Make Date Night, special, delicious, and relaxed with this Garlic Butter and Prawn Oven Baked Risotto.
This is what I love about Valentine’s Day. Not all the Hallmark junk, chocolates, or red roses (although both chocolates and flowers of any kind are welcome with open arms into my home – on any day), but the personal, slow living, quiet moments with my loved one.
It’s about taking a crazy good dish, make it simple, and then serve it to remember that it’s not all about rushing the kids to school, getting the laundry done, or paying all the bills.
It’s about us. A unit trying to do the best we can for each other and our family.
How cute is this Staub Heart Cocotte?! Originally gifted to us by Zwilling J.A. Henckels Canada , I think it’s perfect for Date Night or Valentine’s Day.

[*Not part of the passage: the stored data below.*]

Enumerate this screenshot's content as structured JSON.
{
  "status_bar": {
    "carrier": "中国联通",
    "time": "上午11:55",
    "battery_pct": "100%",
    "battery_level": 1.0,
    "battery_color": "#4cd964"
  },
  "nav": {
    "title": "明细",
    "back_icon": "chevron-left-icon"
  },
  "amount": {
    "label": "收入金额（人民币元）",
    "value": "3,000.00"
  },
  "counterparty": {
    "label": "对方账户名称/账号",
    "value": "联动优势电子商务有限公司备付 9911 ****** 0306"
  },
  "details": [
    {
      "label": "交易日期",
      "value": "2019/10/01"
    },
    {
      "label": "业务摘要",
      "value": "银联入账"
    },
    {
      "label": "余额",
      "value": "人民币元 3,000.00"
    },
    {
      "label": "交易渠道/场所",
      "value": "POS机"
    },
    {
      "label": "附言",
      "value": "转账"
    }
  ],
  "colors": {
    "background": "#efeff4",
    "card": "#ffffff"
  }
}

I’ve had my eye on Staub for some time (the lid design keeps food from drying out by dripping condensation back onto the food). It cooked the risotto perfectly in the oven and we know that it’s great for stews too.
This risotto is so easy some of you might think I’m pulling a joke on you. I’m not. It’s a great way to get what is seen as a luxurious meal on the table without doing … well … basically anything besides adding things to a pot and stirring.
Substitutions / Variations
- Olive oil is a great replacement for the butter.
- Adding 1-2 tbsp of a store-bought pesto sauce would take this risotto and make a dreamy Pesto Risotto.
- If you want to make it a complete meal, add frozen peas with about 5 minutes left in the cooking time or add bite size pieces of asparagus or broccoli around the 10 minute mark.
- Top with finely chopped parmesan cheese, parsley, or even lemon zest for some added flare (all 3 work well together as well if you want to go crazy with toppings).
What’s the secret to good risotto?
For me, it’s the tender AND flavourful rice. In this easy risotto recipe, buttery garlic flavours are showcased through the rice. The prawns are a perfect compliment!
This Date Night recipe of Garlic Prawn Oven Baked Risotto is a 2 person serving, but is easily doubled to serve a family of 4/5. As in simply just double the recipe, SO easy!
Doubled, the recipe will still take the allocated cooking time, simply double the ingredients.
Suggested Side Dishes:
- 5 Ingredient Salad & Vinaigrette (called a Christmas Salad but it’s a perfect simple and delicious salad to enjoy all Winter long)
- Roasted Asparagus (throw into the oven halfway through the risotto cooking time)
- Steamed Broccoli
- Rosemary Beet and Grapefruit Salad that has all the right colours for Valentine’s Day.
In previous years I’ve made this Spinach Pesto Couscous with Prawns (this pesto sauce is a must-do for picky eaters! It’s a whole clamshell or bag of spinach and no kid ever realizes it!) and this Surf-n-Turf Board which are both great for date night recipes.
Make Date Night, special, delicious and relaxed with this Oven Baked Garlic Butter Prawn Risotto. Take a few minutes to add the ingredients to the pot and then let the oven bake this dish and have it ready in under 30 minutes!
- 1 tbsp unsalted butter
- 3 cloves garlic, minced
- 3/4 cup arborio rice*
- 2 cups chicken or vegetable broth**
- 6-8 large tail-on raw prawns (peeled or unpeeled is fine)
- 1/2 tsp sea salt
Preheat oven to 400° F.
Heat butter in an oven-proof pot with a tight fitting lid over medium heat.
Add minced garlic and cook for 1 minute. Add rice and cook for 1-2 minutes until fragrant.
Add prawns, broth and salt to pot, stir well and bring to a boil.
Cover with lid and bake for 20 minutes undisturbed.
Remove from oven, stir and serve*** immediately.
* arborio rice is specific to make risotto. Regular long grain or short grain rices won’t provide the same texture nor release the same amount of starch to make the texture we expect from risotto.
** this makes for a bit of a saucy risotto if served immediately. If it’s not the rice will absorb the broth and some water or additional broth might be needed to loosen the rice up upon serving.
*** see post above for suggested topping variations.
Recipe adapted from Food and Wine Magazine.